Di nuovo in strada, di nuovo traffico. Ma quanto ci vuole ad arrivare?
Finalmente ci sono. Almeno qui il parcheggio è riservato. Comunque, la macchina ha un odore diverso. Lo pensa mentre slaccia la cintura di sicurezza, spegne l’auto e apre la portiera per scendere.
All’ingresso dell’edificio un uomo in divisa lo saluta militarmente. Lui sorride senza ricambiare e tira dritto. Sette scalini. Tanti lo separano dal pesante portone di legno. Sette scalini di pietra, consumati dai piedi di tutti coloro li hanno saliti o discesi.
Eccolo, deve essere lui. Il direttore della baracca. Il grande capo in persona. Magari grande no. Tarchiatello, piuttosto. Bassino e grassoccio, in effetti. Con un sorriso bonario, questo si.

- Buongiorno dottor Perotti! Che piacere averla con noi! - un’accoglienza calorosa, non me lo aspettavo. Devono essere ben nella merda.
- Dottor Anselmi il piacere è tutto mio mi creda! - . Questo lo vedremo.
- Venga, le faccio vedere il suo ufficio e la presento allo staff-
Ecco, decine di nomi da mandare a memoria, percorsi, laboratori. Lo stress di cambiare luogo di lavoro. Che brutta luce in questi corridoi. Che tristezza. Tutto sa di vecchio, stantio. È un laboratorio di medicina legale in fondo. Ma un po’ più di vita no? Meglio rassegnarsi, non siamo a CSI.

La mattina scorre, ormai si avvicina mezzogiorno. Ho fame cazzo, quasi quasi vado fuori a prendermi qualcosa.
- Dottore mi scusi, ci sarebbe un lavoro per lei-
Bene, lo rotture di coglioni arrivano sempre al momento giusto.
- Che tipo di lavoro-
- Un decesso diciamo sospetto-
- In che senso sospetto?-
- Non posso dirle nulla, ma se si reca sul luogo troverà chi le darà spiegazioni-
- Vabbè mi dia l’indirizzo-

Di nuovo fuori, di nuovo aria e luce naturale. Certo andare a parlare con un morto non è il massimo, ma sempre meglio che rimanere ad ammuffire in ufficio.
Dunque, navigatore, pronto e via. Però, bel quartiere! I notai si trattano bene.
Volanti della polizia, un gruppo di curioso di fronte al portone. Non ci si può sbagliare, il posto è questo.

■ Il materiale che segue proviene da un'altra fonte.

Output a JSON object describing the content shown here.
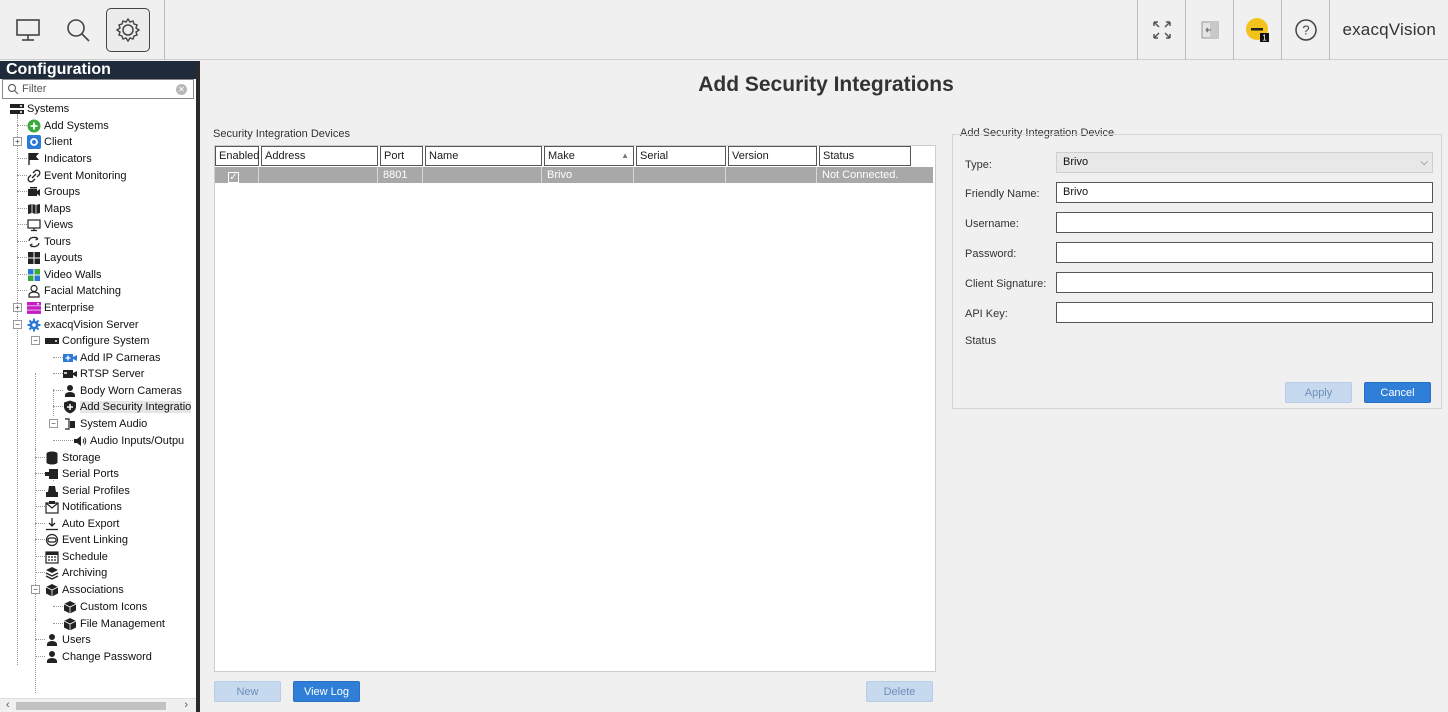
{
  "toolbar": {
    "left_icons": [
      "monitor-icon",
      "search-icon",
      "gear-icon"
    ],
    "right_icons": [
      "fullscreen-icon",
      "logout-icon",
      "notification-badge-icon",
      "help-icon"
    ],
    "notification_count": "1",
    "help_symbol": "?",
    "brand": "exacqVision"
  },
  "sidebar": {
    "title": "Configuration",
    "filter_placeholder": "Filter",
    "tree": {
      "systems": "Systems",
      "add_systems": "Add Systems",
      "client": "Client",
      "indicators": "Indicators",
      "event_monitoring": "Event Monitoring",
      "groups": "Groups",
      "maps": "Maps",
      "views": "Views",
      "tours": "Tours",
      "layouts": "Layouts",
      "video_walls": "Video Walls",
      "facial_matching": "Facial Matching",
      "enterprise": "Enterprise",
      "server": "exacqVision Server",
      "configure_system": "Configure System",
      "add_ip_cameras": "Add IP Cameras",
      "rtsp_server": "RTSP Server",
      "body_worn_cameras": "Body Worn Cameras",
      "add_security_integrations": "Add Security Integratio",
      "system_audio": "System Audio",
      "audio_io": "Audio Inputs/Outpu",
      "storage": "Storage",
      "serial_ports": "Serial Ports",
      "serial_profiles": "Serial Profiles",
      "notifications": "Notifications",
      "auto_export": "Auto Export",
      "event_linking": "Event Linking",
      "schedule": "Schedule",
      "archiving": "Archiving",
      "associations": "Associations",
      "custom_icons": "Custom Icons",
      "file_management": "File Management",
      "users": "Users",
      "change_password": "Change Password"
    }
  },
  "main": {
    "title": "Add Security Integrations",
    "devices_group": "Security Integration Devices",
    "columns": [
      "Enabled",
      "Address",
      "Port",
      "Name",
      "Make",
      "Serial",
      "Version",
      "Status"
    ],
    "rows": [
      {
        "enabled": true,
        "address": "",
        "port": "8801",
        "name": "",
        "make": "Brivo",
        "serial": "",
        "version": "",
        "status": "Not Connected."
      }
    ],
    "new_button": "New",
    "view_log_button": "View Log",
    "delete_button": "Delete",
    "device_group": "Add Security Integration Device",
    "form": {
      "type_label": "Type:",
      "type_value": "Brivo",
      "friendly_name_label": "Friendly Name:",
      "friendly_name_value": "Brivo",
      "username_label": "Username:",
      "username_value": "",
      "password_label": "Password:",
      "password_value": "",
      "client_signature_label": "Client Signature:",
      "client_signature_value": "",
      "api_key_label": "API Key:",
      "api_key_value": "",
      "status_label": "Status"
    },
    "apply_button": "Apply",
    "cancel_button": "Cancel"
  },
  "colors": {
    "accent": "#2f7fd8",
    "sidebar_header": "#1f2a3a",
    "selected_row": "#a8a8a8",
    "notification": "#f3c21b"
  }
}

Ecco, mi serve un parcheggio. Botta di culo, uno esce. Mettiamo il contrassegno, non si sa mai. Una multa il primo giorno anche no.
- Mi scusi, dove va?-
- A parlare con il morto-
- Ehhhh?-
- Sono il medico legale-
- Ahhh, mi scusi dottore, non l’avevo riconosciuta-
Ovvio coglione, non ci siamo mai visti!
- A che piano?-
- A che piano che?-
- Il morto appuntato, il morto!-
- Ah sì vero, mi scusi dottore. Quarto-

Ecco, occupato. Dai, sei giovane, fai le scale.
L’ascensore scende. Dentro una figura di donna. La guarda sparire mentre lui sale verso l'appartamento.
Non è difficile riconoscerlo. Sulla porta una targa in ottone, lucida, qualche traccia di Sidol nell'incavo delle lettere.
Studio notarile Pandolfi. Semplice ed efficace.
Dentro uomini in divisa, e i soliti RIS per i rilievi della polizia scientifica.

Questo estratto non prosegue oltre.